Langsam und vorsichtig, stellte Walt sich neben sie und sah sie an.
Er wusste nicht, wie er mit der Information umgehen sollte, aber selbst für ihn war es offensichtlich, das sie genau in diesem Moment, furchtbar einsam war.
Er beschloss, ihr Gesellschaft zu leisten.
„Ich hätte dich nicht für einen Sternbetrachter gehalten.“ begann er unsicher.
„Die einzige Konstante in meinem Leben.“ flüsterte Sari, in der Hoffnung, er würde es nicht hören.
„Erzähl mir von dir, Sarissara.“
„Nein. Das würde nur unnötige Bindungen bringen und das kann ich nicht gebrauchen.“ wehrte sie ab und sah Walter ernst an.

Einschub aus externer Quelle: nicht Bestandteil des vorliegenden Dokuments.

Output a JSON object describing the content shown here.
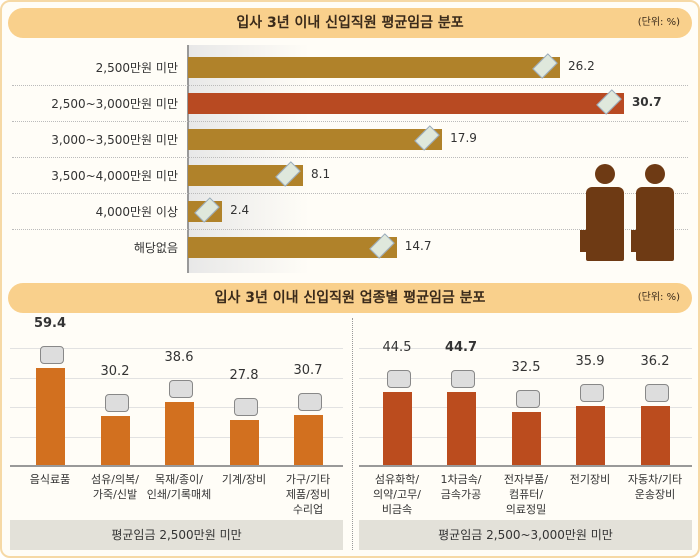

„Was spricht gegen vertrauliche Bindungen?“ Es klang nicht nach Walter und wären die anderen dabei gewesen, würden sie sicher fragen, was er mit Walt gemacht hatte.
„Weil das zu Freundschaft führt und wenn ein Freund sterben soll, beeinträchtigt dass das Gehirn, weil man von Emotionen überschwemmt wird.“
„Ich dachte, du willst uns nicht töten.“
Sarissara stand auf und Walt machte ihr Platz.
„Du verstehst nicht Walter. Ich werde euch kein Haar krümmen.“ Zielstrebig ging sie zur Tür. „Ich werde jetzt schlafen gehen. Das solltest du auch tun.“

Mit einem leisen Klick fiel die Tür ins Schloss und Walter stand alleine auf dem Dach.
Er konnte sich nicht erklären, was sie gemeint hatte, doch es schien unglaublich wichtig zu sein.
Irgendetwas übersah er hier, doch er wusste nicht was.